Un deficit di vitamina D è frequentemente presente in donne con sindromedell’ovaio policistico, il più comune disordine endocrino femminile con una prevalenza del 5-10% nelle donne in età riproduttiva, caratterizzato da aumentata secrezione di androgeni a livello ovarico e surrenalico, sintomi da iperandrogenismo, quali irsutismo, acne e alopecia, anovulazione e irregolarità mestruali, aspetto ecografico delle ovaie policistiche, insulino-resistenza e predisposizione a diabete mellito tipo 2.
Molti autori hanno evidenziato una correlazione tra obesità e deficit di vitamina D, ma non è chiaro se l’insufficienza di vitamina D derivi dall’obesità o viceversa. In queste pazienti aumenti dei livelli circolanti di vitamina D dopo accurata terapia sono stati correlati a normalizzazione o miglioramento della ciclicità mestruale, dell’acne e della resistenza insulinica.
Nei programmi di fecondazione in vitro, donne con più alti livelli sierici e nel liquido follicolare di vitamina D hanno tassi più alti di gravidanza clinica, anche se i dati in letteratura sono ancora contrastanti.
Un dato particolarmente interessante emerge da uno studio condotto tra 101 giovani donne in cui è stata evidenziata una correlazione inversa tra livelli di vitamina D e livelli di progesterone ed estradiolo: alti livelli di vitamina D sono associati a basso rischio di tumore al seno grazie al potenziale effetto di riduzione dei livelli di estradiolo e progesterone.
Deficit di vitamina D sono frequenti nelle donne in gravidanza per un aumentato consumo sia materno sia fetale: tale deficit è associato a un aumento del rischio di diabete gestazionale e altre complicanze della gravidanza quali ipertensione gestazionale e preeclampsia, vaginosi batterica, ritardo di crescita intrauterino, parto pretermine.

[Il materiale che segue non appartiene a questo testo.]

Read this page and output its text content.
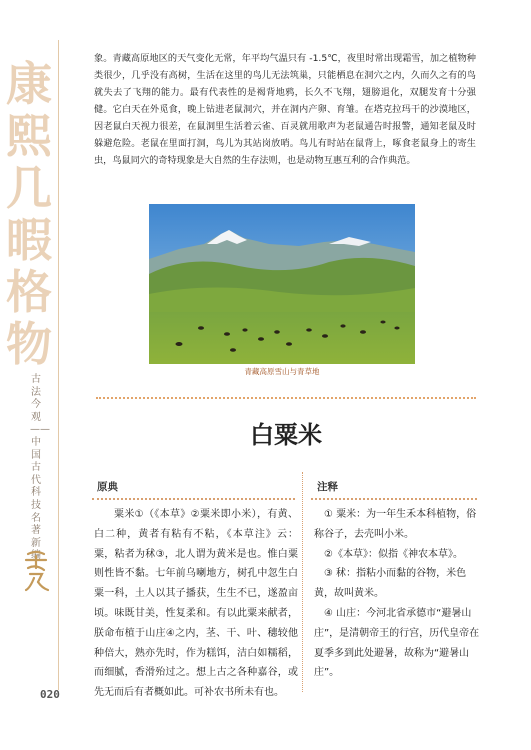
康
熙
几
暇
格
物
古法今观——中国古代科技名著新编

象。青藏高原地区的天气变化无常，年平均气温只有 -1.5℃，夜里时常出现霜雪，加之植物种类很少，几乎没有高树，生活在这里的鸟儿无法筑巢，只能栖息在洞穴之内，久而久之有的鸟就失去了飞翔的能力。最有代表性的是褐背地鸦，长久不飞翔，翅膀退化，双腿发育十分强健。它白天在外觅食，晚上钻进老鼠洞穴，并在洞内产卵、育雏。在塔克拉玛干的沙漠地区，因老鼠白天视力很差，在鼠洞里生活着云雀、百灵就用歌声为老鼠通告时报警，通知老鼠及时躲避危险。老鼠在里面打洞，鸟儿为其站岗放哨。鸟儿有时站在鼠背上，啄食老鼠身上的寄生虫，鸟鼠同穴的奇特现象是大自然的生存法则，也是动物互惠互利的合作典范。

青藏高原雪山与青草地
白粟米
原典	注释

粟米①（《本草》②粟米即小米），有黄、白二种，黄者有粘有不粘，《本草注》云：粟，粘者为秫③，北人谓为黄米是也。惟白粟则性皆不黏。七年前乌喇地方，树孔中忽生白粟一科，土人以其子播获，生生不已，遂盈亩顷。味既甘美，性复柔和。有以此粟来献者，朕命布植于山庄④之内，茎、干、叶、穗较他种倍大，熟亦先时，作为糕饵，洁白如糯稻，而细腻，香滑殆过之。想上古之各种嘉谷，或先无而后有者概如此。可补农书所未有也。

① 粟米：为一年生禾本科植物，俗称谷子，去壳叫小米。

②《本草》：似指《神农本草》。

③ 秫：指粘小而黏的谷物，米色黄，故叫黄米。

④ 山庄：今河北省承德市“避暑山庄”，是清朝帝王的行宫，历代皇帝在夏季多到此处避暑，故称为“避暑山庄”。

020
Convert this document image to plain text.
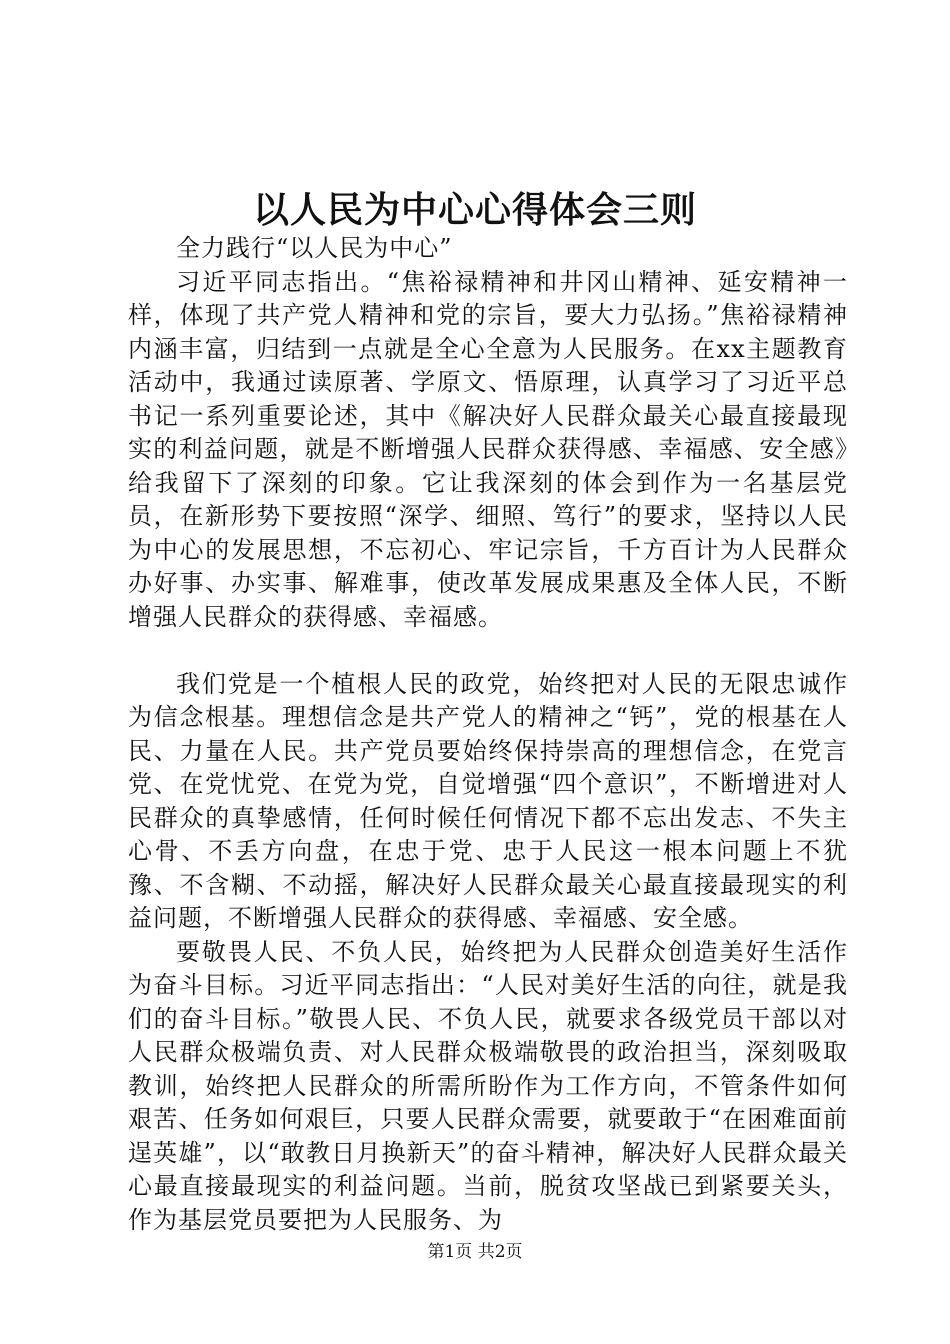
以人民为中心心得体会三则

全力践行“以人民为中心”

习近平同志指出。“焦裕禄精神和井冈山精神、延安精神一样，体现了共产党人精神和党的宗旨，要大力弘扬。”焦裕禄精神内涵丰富，归结到一点就是全心全意为人民服务。在xx主题教育活动中，我通过读原著、学原文、悟原理，认真学习了习近平总书记一系列重要论述，其中《解决好人民群众最关心最直接最现实的利益问题，就是不断增强人民群众获得感、幸福感、安全感》给我留下了深刻的印象。它让我深刻的体会到作为一名基层党员，在新形势下要按照“深学、细照、笃行”的要求，坚持以人民为中心的发展思想，不忘初心、牢记宗旨，千方百计为人民群众办好事、办实事、解难事，使改革发展成果惠及全体人民，不断增强人民群众的获得感、幸福感。

我们党是一个植根人民的政党，始终把对人民的无限忠诚作为信念根基。理想信念是共产党人的精神之“钙”，党的根基在人民、力量在人民。共产党员要始终保持崇高的理想信念，在党言党、在党忧党、在党为党，自觉增强“四个意识”，不断增进对人民群众的真挚感情，任何时候任何情况下都不忘出发志、不失主心骨、不丢方向盘，在忠于党、忠于人民这一根本问题上不犹豫、不含糊、不动摇，解决好人民群众最关心最直接最现实的利益问题，不断增强人民群众的获得感、幸福感、安全感。

要敬畏人民、不负人民，始终把为人民群众创造美好生活作为奋斗目标。习近平同志指出：“人民对美好生活的向往，就是我们的奋斗目标。”敬畏人民、不负人民，就要求各级党员干部以对人民群众极端负责、对人民群众极端敬畏的政治担当，深刻吸取教训，始终把人民群众的所需所盼作为工作方向，不管条件如何艰苦、任务如何艰巨，只要人民群众需要，就要敢于“在困难面前逞英雄”，以“敢教日月换新天”的奋斗精神，解决好人民群众最关心最直接最现实的利益问题。当前，脱贫攻坚战已到紧要关头，作为基层党员要把为人民服务、为

第1页 共2页
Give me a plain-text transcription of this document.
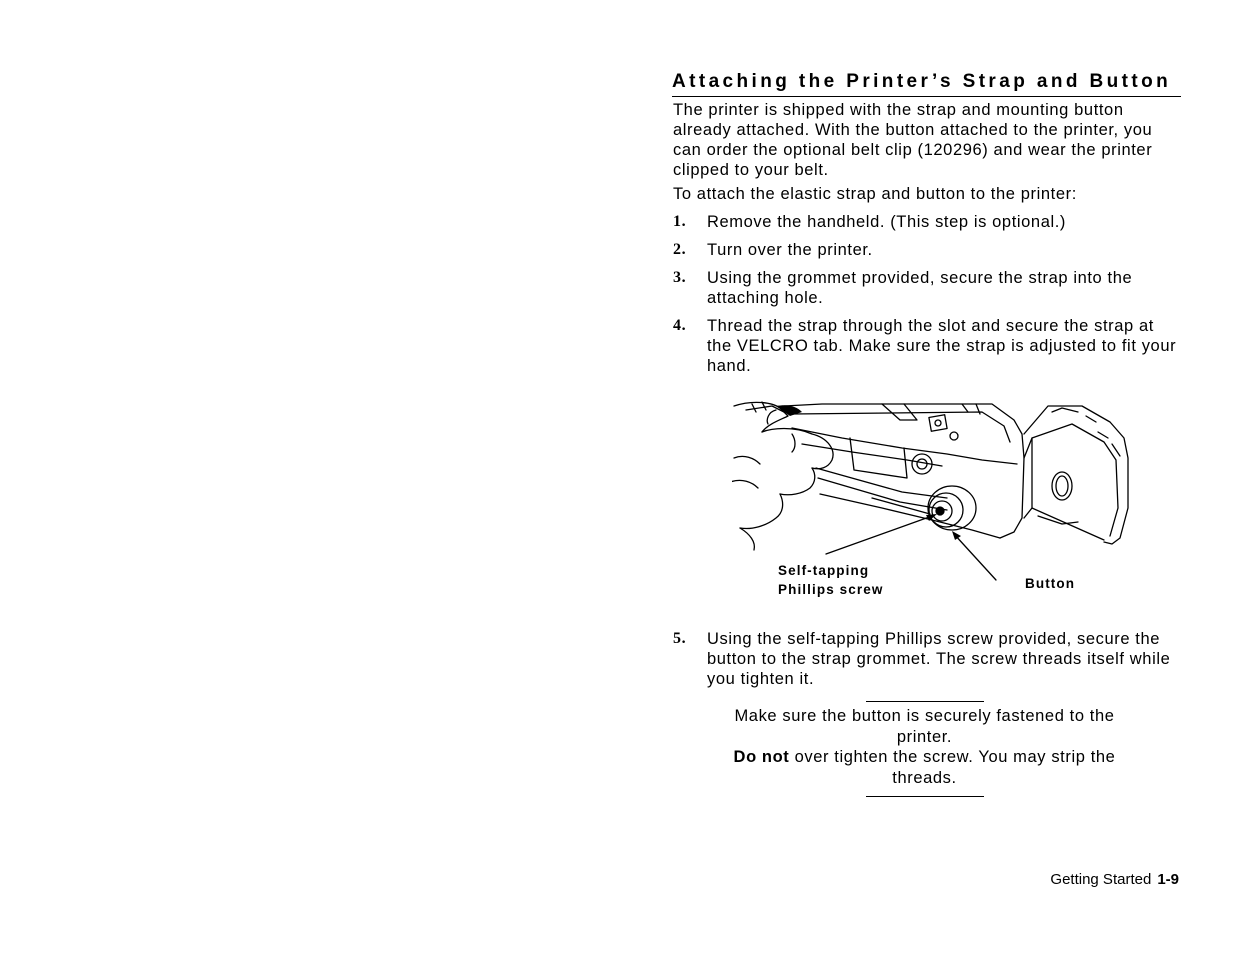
Attaching the Printer’s Strap and Button

The printer is shipped with the strap and mounting button already attached. With the button attached to the printer, you can order the optional belt clip (120296) and wear the printer clipped to your belt.

To attach the elastic strap and button to the printer:

1. Remove the handheld. (This step is optional.)
2. Turn over the printer.
3. Using the grommet provided, secure the strap into the attaching hole.
4. Thread the strap through the slot and secure the strap at the VELCRO tab. Make sure the strap is adjusted to fit your hand.
Self-tapping
Phillips screw	Button
5. Using the self-tapping Phillips screw provided, secure the button to the strap grommet. The screw threads itself while you tighten it.
Make sure the button is securely fastened to the printer.
Do not over tighten the screw. You may strip the threads.
Getting Started 1-9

Per tali motivi la supplementazione di vitamina D risulta sicura ed efficace dalla gravidanza fino al parto.
Alla luce dei dati riportati in letteratura, è auspicabile che il dosaggio dei livelli ematici di 25-idrossivitamina D diventi un esame di routine, sia nelle donne sia negli uomini, per rilevare prontamente quegli stati carenziali risolvibili con terapie semplici e ben tollerate, sia nei casi in cui si ricerchi prole sia ai fini di prevenire e trattare disturbi impattanti sulla qualità di vita.